Delivering familiar bromides with fresh brio, Green Book is an altogether pleasant and very entertaining trip back in time that is more relevant than ever.
More than anything else in the career of director Peter Farrelly, it reminds me of Outside Providence (1999), a warm and affectionate comedy-drama about a young working-class man from Rhode Island who gets sent to a private academy for his senior year of high school. Set in the 1970s, it was based on a novel by Peter Farrelly, who cowrote the screenplay and produced with his brother Bobby Farrelly and Michael Corrente, who directed.

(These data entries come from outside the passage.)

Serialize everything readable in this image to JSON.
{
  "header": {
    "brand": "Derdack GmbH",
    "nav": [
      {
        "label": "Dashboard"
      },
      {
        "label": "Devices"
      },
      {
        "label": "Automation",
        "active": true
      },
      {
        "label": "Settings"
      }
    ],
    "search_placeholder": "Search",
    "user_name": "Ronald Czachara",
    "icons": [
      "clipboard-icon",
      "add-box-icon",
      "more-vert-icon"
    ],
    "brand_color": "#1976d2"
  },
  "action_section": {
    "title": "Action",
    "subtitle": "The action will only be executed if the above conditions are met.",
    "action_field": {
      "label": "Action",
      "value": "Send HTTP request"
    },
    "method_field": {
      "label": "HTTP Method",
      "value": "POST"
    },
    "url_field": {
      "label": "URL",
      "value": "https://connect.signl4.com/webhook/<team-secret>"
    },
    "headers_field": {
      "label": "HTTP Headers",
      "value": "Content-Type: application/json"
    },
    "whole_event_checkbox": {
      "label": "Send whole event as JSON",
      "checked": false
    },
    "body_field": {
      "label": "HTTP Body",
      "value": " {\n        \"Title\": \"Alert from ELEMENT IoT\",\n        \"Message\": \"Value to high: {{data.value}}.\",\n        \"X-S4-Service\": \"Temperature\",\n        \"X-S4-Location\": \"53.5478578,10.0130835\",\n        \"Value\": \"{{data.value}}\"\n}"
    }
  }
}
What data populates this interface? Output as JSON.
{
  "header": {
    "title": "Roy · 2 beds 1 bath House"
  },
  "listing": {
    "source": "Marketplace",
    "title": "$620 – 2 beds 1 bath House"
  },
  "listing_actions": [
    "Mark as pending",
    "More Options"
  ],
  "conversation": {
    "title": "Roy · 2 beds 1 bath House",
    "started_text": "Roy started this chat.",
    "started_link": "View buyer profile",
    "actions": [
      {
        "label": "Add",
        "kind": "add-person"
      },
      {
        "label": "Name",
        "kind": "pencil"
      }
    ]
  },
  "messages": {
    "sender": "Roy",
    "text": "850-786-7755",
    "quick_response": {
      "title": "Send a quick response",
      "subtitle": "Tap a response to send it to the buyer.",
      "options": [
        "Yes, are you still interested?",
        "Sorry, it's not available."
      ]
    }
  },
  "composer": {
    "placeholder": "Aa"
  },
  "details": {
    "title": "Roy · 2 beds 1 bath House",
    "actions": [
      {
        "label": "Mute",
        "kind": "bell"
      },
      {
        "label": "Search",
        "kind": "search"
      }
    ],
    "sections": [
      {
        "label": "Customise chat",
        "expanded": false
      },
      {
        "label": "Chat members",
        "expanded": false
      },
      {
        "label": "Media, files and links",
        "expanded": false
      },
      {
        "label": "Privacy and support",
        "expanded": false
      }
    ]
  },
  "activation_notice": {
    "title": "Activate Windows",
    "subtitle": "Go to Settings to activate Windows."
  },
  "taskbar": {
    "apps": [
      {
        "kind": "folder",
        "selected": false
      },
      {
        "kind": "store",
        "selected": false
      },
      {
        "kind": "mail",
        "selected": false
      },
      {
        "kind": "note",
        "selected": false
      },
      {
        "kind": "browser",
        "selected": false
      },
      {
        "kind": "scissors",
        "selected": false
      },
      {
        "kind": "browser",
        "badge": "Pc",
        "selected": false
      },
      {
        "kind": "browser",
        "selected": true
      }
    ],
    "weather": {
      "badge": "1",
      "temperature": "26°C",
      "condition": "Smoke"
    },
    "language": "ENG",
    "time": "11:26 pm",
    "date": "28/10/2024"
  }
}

Outside Providence is a minor work but a funny, likable effort. The Farrelly Brothers had cleaned up with broad, outrageous comedies earlier in the decade -- (Dumb and Dumber, Kingpin, There's Something About Mary) -- that were dripping with sentimentality and matched the tenor of the times. They found less success repeating the formula with Me, Myself & Irene, Osmosis Jones, Shallow Hal and Stuck on You. After the milder, less outrageous, more enjoyable Fever Pitch (2005) failed to strike gold, and then The Heartbreak Kid (2007) proved to be a rotten remake, I tuned out, not terribly interested in their work since then.
Inspired by a true story, Peter Farrelly's first solo feature directing credit draws from his own experience as a filmmaker. He cowrote the original screenplay with Brian Hayes Currie and Nick Vallelonga, the son of lead character Tony Vallelonga, played by Viggo Mortensen.
It is fall 1962. Vallelonga, also known as Tony Lip in the working-class Italian neighborhood in The Bronx, New York, where he was born, raised, and now lives with his devoted wife Dolores (Linda Cardellini), works security at the Copacabana nightclub in Manhattan. This, and the neighborhood where he was raised, brings him into regular contact with gangsters, both big and small-time.
His upbringing, family influence, and neighborhood loyalty also means that he is prejudiced against all people of color. He doesn't go out of his way to display his prejudice; it just is, and that's that.
An elegant, dignified, well-educated man, and a brilliant pianist, "Doc" Shirley finds the trip even more troublesome than he could have imagined. Tony, too, soon finds himself out of his element, not only in dealing with the wealthy people who are attending and supporting the tour, but in his encounters with raw-faced discrimination and outright hostility toward Shirley.
Tony figures he has dealt with his own measure of discrimination as an Italian-American, and so that puts him on equal footing with Doc Shirley, but, as Doc eventually is forced to explode at him, he (Tony) really has no idea what it's like to be black in America in 1962. And, of course, the decades before, and the decades since then.
When considering the outright outrageous prejudice that continues to seep into the culture of modern America, Green Book remains a disturbing and relevant film. Anger is tempered, however, by the hard-fought friendship that develops between Tony and Doc. Farrelly and his collaborators find a constant stream of comedy in situations that come up, making for an experience that unabashedly seeks to reduce the piercing sting of racism with warm sentimentality; it's likely to be a crowdpleaser.
The film opens in select U.S. theaters on Friday, November 16, before expanding nationwide on Wednesday, November 21.